My mum was told she had myeloma after a fall which resulted in a broken tail bone. She is a few weeks away from her 90th birthday and says she just wants to die she has refused chemo and steroids and now the pain meds arnt really helping. She refuses to go into hospital and wants to die at home. We are all ok with this but everyday she is on the phone to me crying about her pain but refuses to take all of her pain meds as they make her a bit dizzy and she is scared she falls and breaks a bone and ends up in hospital. I don't know how to deal with any of this she has a carer who goes in every morning to help her have a shower and I go down in the afternoon. There are no nurses or doctors seeing her at home but she goes to the hospital once a month I don't know what her prognosis is as they dont seem keen to give us one so I don't know if she is nearing end of life or if she has a year or so left. I'm not coping at all well with any of this I am an only one so it's all on me. She doesn't seem to understand that seeing her in tears all the time and wishing she was dead really upsets me. Sorry for going on so much but apart from my husband there really isn't anyone else to moan to
Dear hazel, I am so sorry to read of the situation you find yourself in. Given that your mum is adamant that she won’t except treatment I would have expected that she would be referred to palliative care services ? I’m not surprised she is in pain and this will have to be addressed one way or another. Myeloma is a very individual disease and prognosis is difficult but untreated it will inevitably progress and symptoms will increase. Do you think she would be prepared to allow a community Macmillan nurse to visit her at home to discuss her pain control. myeloma uk have a information line that is manned by experts which I would urge you to call.
I'm trying to organise a paliative care nurse through my gp they have contacted the district nurse who I assume will come out to see her and assess the situation I just feel I need information so that I can work to some kind of plan. I've never been in this situation before as my dad dropped dead in the street so there was no illness pain and uncertainty. I just thought that her up and the district nurse would have been monitoring the situation. I will look into the myeloma information line thank you
Dear hazel, it’s good to hear that contact with palliative care is in the pipeline, things should improve after that visit. If you read my profile you will see that I have benefitted from these services and you are free to private message me if you want to ask me any questions about palliative care.

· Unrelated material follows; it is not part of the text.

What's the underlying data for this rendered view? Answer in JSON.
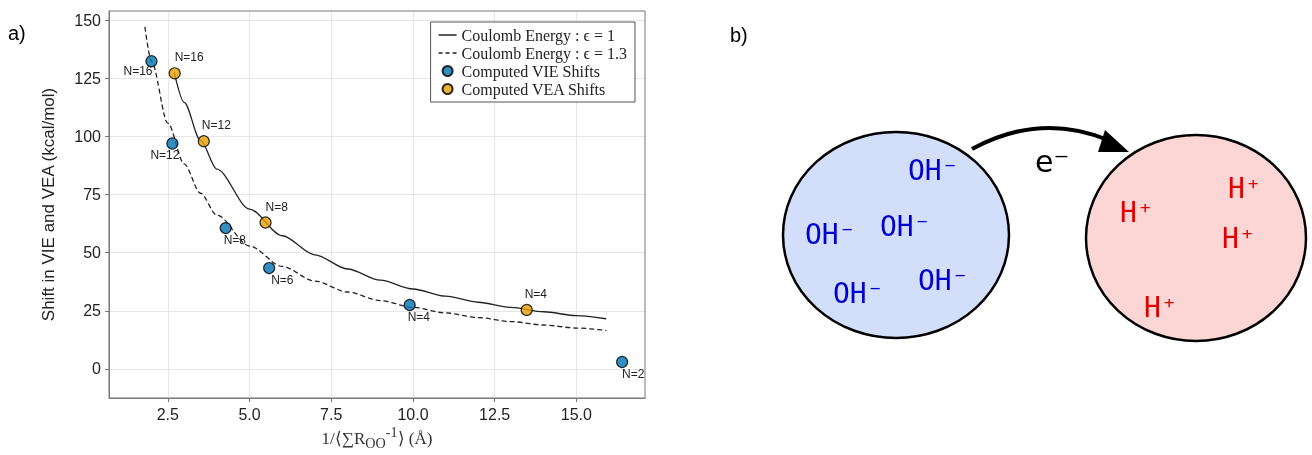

I absolutely can understand how you feel about having no one else to turn to. I’m also an only child and my dad has completely and unexpectedly been diagnosed in the last month.
All I can say is that your not alone when you feel like your not coping. My dad starts his chemo on Friday and whilst I can cope with the cancer, he seems like he’s aged so much in the last month. He’s so down & I’m struggling so much seeing him like this.